On the one hand, the Bolt shareholders are losing, and on the other, frustrated Kenyans are looking to move from one point to the next hassle-free.
The ride-hailing giant Bolt is currently at the epicentre of a growing controversy in Kenya, with local drivers expressing their discontent over shrinking earnings due to what they perceive as low customer fees and excessive discounts. This situation has prompted concerns about the quality of service offered to riders as drivers grapple with declining income.
A spot check on the fares charged by Bolt vs Competitor revealed the glaring discrepancy, pointing out drivers’ most significant pain points amidst high fuel and skyrocketing maintenance costs.
As at 8:30 a.m. on Thursday, Bolt quoted Ksh 680 and Sh 780 for Economy and Bolt categories, respectively, from Delta Corner Westlands to JKIA Terminal A1 after a 20% promo discount was applied. Little Cab quoted Sh890 – 935 and Sh1040 -1095 for Basic and Economy categories for the same destination. Uber ChapChap (Similar to Bolt’s Economy) quoted Sh1090 and Uber X (SImilar to Bolt Category) Sh1420.
Bolt drivers have also lamented that the App does not charge clients for time spent on Nairobi’s notorious traffic congestion like the other App.
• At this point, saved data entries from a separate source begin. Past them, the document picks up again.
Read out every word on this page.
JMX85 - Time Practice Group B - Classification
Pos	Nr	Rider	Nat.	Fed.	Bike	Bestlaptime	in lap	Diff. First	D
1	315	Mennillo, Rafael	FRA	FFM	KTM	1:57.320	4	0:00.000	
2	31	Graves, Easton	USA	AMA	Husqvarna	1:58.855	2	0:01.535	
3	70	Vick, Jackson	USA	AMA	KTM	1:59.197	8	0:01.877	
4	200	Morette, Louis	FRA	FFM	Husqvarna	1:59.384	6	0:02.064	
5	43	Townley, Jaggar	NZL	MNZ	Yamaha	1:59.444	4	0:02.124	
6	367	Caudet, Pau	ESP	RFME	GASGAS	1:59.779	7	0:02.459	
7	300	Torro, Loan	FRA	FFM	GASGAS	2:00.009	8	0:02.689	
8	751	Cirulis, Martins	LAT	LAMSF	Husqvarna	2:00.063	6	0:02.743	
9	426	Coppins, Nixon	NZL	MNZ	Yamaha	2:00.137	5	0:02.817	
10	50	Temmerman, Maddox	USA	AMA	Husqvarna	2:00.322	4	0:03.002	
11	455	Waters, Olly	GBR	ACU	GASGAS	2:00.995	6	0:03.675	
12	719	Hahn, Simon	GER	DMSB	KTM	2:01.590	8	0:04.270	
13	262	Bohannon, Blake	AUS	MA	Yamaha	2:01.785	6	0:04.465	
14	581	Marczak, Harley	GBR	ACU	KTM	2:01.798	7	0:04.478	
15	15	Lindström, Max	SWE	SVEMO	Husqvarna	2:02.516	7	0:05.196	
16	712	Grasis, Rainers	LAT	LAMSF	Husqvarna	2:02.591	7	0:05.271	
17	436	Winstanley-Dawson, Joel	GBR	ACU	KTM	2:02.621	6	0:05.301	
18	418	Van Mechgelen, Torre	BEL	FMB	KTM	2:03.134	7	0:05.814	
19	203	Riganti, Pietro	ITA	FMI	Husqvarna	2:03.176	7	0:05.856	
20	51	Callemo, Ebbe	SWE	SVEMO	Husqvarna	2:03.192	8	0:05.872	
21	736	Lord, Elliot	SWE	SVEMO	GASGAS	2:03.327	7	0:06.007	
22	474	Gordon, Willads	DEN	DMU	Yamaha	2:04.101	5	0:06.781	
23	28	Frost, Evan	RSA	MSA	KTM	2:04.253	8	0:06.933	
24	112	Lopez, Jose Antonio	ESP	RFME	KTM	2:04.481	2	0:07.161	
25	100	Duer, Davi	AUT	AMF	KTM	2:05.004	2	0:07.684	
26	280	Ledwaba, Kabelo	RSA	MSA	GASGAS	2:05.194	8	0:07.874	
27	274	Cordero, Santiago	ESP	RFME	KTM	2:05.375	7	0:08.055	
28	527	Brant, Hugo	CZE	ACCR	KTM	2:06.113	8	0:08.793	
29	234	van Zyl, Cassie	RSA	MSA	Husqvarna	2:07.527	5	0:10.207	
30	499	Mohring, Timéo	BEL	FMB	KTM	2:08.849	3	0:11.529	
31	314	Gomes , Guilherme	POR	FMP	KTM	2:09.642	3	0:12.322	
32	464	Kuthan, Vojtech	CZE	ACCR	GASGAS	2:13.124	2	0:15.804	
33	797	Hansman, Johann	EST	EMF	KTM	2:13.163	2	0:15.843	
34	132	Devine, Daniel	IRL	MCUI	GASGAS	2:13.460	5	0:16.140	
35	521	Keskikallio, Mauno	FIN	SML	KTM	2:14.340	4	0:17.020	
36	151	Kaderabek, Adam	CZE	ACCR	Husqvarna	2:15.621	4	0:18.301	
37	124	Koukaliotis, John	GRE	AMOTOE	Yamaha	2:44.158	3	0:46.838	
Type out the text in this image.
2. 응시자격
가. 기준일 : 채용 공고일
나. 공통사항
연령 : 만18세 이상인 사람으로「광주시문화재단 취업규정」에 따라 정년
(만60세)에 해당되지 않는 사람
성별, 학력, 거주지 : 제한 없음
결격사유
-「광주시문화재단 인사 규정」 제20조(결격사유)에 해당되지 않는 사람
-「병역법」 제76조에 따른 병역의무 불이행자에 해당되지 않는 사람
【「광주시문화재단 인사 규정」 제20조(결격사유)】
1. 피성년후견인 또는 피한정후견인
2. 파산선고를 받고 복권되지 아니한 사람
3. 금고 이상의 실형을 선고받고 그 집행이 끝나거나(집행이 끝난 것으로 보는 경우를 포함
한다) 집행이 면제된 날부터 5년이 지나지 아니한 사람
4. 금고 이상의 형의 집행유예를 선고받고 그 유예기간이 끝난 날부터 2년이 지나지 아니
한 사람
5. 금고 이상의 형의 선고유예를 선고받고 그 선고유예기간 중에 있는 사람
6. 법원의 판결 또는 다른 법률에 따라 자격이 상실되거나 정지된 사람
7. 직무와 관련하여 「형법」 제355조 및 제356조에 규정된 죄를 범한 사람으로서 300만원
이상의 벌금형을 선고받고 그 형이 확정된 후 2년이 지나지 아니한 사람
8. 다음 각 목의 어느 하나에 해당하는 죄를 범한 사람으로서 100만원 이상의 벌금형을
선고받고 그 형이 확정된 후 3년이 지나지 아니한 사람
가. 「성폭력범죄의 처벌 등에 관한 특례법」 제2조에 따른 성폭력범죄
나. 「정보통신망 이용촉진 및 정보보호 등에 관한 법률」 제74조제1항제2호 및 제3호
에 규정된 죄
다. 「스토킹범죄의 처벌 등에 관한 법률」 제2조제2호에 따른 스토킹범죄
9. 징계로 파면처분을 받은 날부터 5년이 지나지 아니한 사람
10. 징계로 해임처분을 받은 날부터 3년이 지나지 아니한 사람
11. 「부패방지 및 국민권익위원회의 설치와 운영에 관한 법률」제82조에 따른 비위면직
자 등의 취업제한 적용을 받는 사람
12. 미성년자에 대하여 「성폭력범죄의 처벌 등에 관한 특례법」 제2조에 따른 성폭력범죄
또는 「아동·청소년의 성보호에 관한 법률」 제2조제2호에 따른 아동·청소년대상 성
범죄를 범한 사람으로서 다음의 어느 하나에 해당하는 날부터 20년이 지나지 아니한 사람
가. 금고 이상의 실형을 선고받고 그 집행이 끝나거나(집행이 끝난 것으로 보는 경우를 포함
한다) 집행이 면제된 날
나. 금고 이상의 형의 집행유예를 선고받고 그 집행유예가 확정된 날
On the other hand, the Bolt clients we spoke to preferred the App because it was the cheapest, and the price did not change despite them sitting in traffic for hours.
NTSA has already rejected Bolt’s license renewal application, citing alleged infractions of transportation regulations, including unauthorized commission charges and the imposition of controversial booking fees.
In response to these mounting concerns, Bolt issued a statement reaffirming its commitment to the Kenyan market. The company has emphasised its dedication to adhering to Kenyan regulations, which it views as fundamental to building a sustainable business model that benefits all stakeholders in the ecosystem.
“We remain open to collaborative dialogue with our regulator, driver-partners and the wider public to continually ensure full compliance with regulation and expand income generation within our platform,” said Marion Wambua, Bolt Regional Press Officer for Africa, in a statement to newsrooms.
The company maintains that it currently holds a valid license and is fully operational. Bolt further indicated that, as part of the ongoing annual license renewal process, it will continue to work closely with regulators for a mutually beneficial outcome.
“Bolt was issued with a Transport Network Company licence, effective 28th October 2022. It has been fully compliant with the stipulated regulation to cap its commission rate at 18% for drivers using our application”
Bolt also revealed significant upcoming milestones for its business in Kenya, including a planned investment of 100 million euros in the market in 2024 to expand its services into more cities and town centres across the country. Bolt recently launched its Driver Engagement Center. Situated on the 6th floor of Delta Chambers in the Westlands area, the centre is accessible by appointment, ensuring efficient management of driver issues and concerns.